25.3.19

{ Atelier Nespresso } Beber o mundo numa chávena de café com o chef Kiko Martins

Atelier Nespresso, Chef Kiko Martins

Percorre-se o planeta, de país em país, em busca de novas visões dos sabores e aromas que povoam o prato. Como na comida, também o café tem no lugar e nas pessoas que o produzem a sua essência. Depois, é quem o bebe que escreve novo capítulo na historia desta viagem. À boleia de chávenas deste precioso líquido, cabe ao chef Kiko Martins abrir as portas de mais um Atelier Nespresso e levar-nos a beber o mundo.

Da Indonésia à Índia, com passagem pela Colômbia, um saltinho à Nicarágua e uma visita à Etiópia, os cafés master origin oferecem entre si tantas diferenças como o solo, os métodos e a história que contam de cada vez que chegam à nossa chávena. A viagem dos sentidos é igualmente um périplo pela geografia de um produto que cresce apenas na pequena faixa em torno da linha do equador que divide o hemisfério norte do hemisfério sul mas atravessa múltiplos continentes.

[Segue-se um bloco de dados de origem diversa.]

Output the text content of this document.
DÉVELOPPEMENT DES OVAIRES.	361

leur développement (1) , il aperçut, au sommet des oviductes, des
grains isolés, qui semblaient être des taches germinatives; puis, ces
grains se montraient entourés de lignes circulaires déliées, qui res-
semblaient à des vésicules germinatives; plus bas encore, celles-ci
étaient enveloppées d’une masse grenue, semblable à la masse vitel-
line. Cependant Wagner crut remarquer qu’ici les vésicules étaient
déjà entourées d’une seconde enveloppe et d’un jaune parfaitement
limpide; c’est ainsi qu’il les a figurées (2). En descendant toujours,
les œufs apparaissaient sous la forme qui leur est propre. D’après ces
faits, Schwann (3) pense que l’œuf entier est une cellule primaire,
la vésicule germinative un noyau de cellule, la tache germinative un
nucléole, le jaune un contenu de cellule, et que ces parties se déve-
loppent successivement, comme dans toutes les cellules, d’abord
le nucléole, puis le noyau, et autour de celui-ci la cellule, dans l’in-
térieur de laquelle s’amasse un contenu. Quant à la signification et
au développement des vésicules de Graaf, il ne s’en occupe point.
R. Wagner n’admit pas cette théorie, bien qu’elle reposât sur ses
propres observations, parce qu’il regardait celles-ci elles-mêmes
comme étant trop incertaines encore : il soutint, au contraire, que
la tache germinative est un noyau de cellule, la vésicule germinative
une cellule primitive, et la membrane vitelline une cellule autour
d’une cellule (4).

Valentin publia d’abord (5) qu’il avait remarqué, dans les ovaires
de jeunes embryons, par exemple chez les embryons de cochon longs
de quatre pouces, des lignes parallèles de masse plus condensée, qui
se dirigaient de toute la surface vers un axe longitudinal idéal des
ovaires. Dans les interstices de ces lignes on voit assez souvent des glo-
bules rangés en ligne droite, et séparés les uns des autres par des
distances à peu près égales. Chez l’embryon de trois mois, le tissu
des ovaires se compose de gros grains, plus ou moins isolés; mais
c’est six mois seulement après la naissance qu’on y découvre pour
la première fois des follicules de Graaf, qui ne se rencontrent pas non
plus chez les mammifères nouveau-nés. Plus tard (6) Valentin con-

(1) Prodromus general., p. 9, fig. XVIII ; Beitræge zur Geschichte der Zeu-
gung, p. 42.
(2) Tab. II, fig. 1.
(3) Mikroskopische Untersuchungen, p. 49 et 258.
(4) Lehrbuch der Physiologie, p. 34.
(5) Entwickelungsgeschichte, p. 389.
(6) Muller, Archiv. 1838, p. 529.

Atelier Nespresso, Chef Kiko Martins
Atelier Nespresso, Chef Kiko Martins



A proposta feita pelo chef Kiko Martins desenrola-se num menu cujos pratos mudam com "armas e bagagens" de país em país consoante o café que serve de inspiração a cada um. O primeiro momento acontece na Colômbia e copo que normalmente traz café vem desta vez com um Consommé de cogumelos e café, quente e repleto de sabor. Parte do grupo de snacks que iniciam a refeição há nova viagem até à Etiópia numa Salada de broccolini com amêndoas torradas e vinagrete de café Nespresso Master Origin Ethiopia, com todas as texturas a combinar entre si num conjunto simples. O último dos três momentos que compõem as entradas vem da Indonésia, sob a forma de um Satay de galinha, Pani puri recheado com manga e temperado com cominhos e malagueta. Talvez o mais surpreendente dos pratos pela inusitada adição de café, que casa bem com a espetada e potencia a presença do amendoim. Uma delícia!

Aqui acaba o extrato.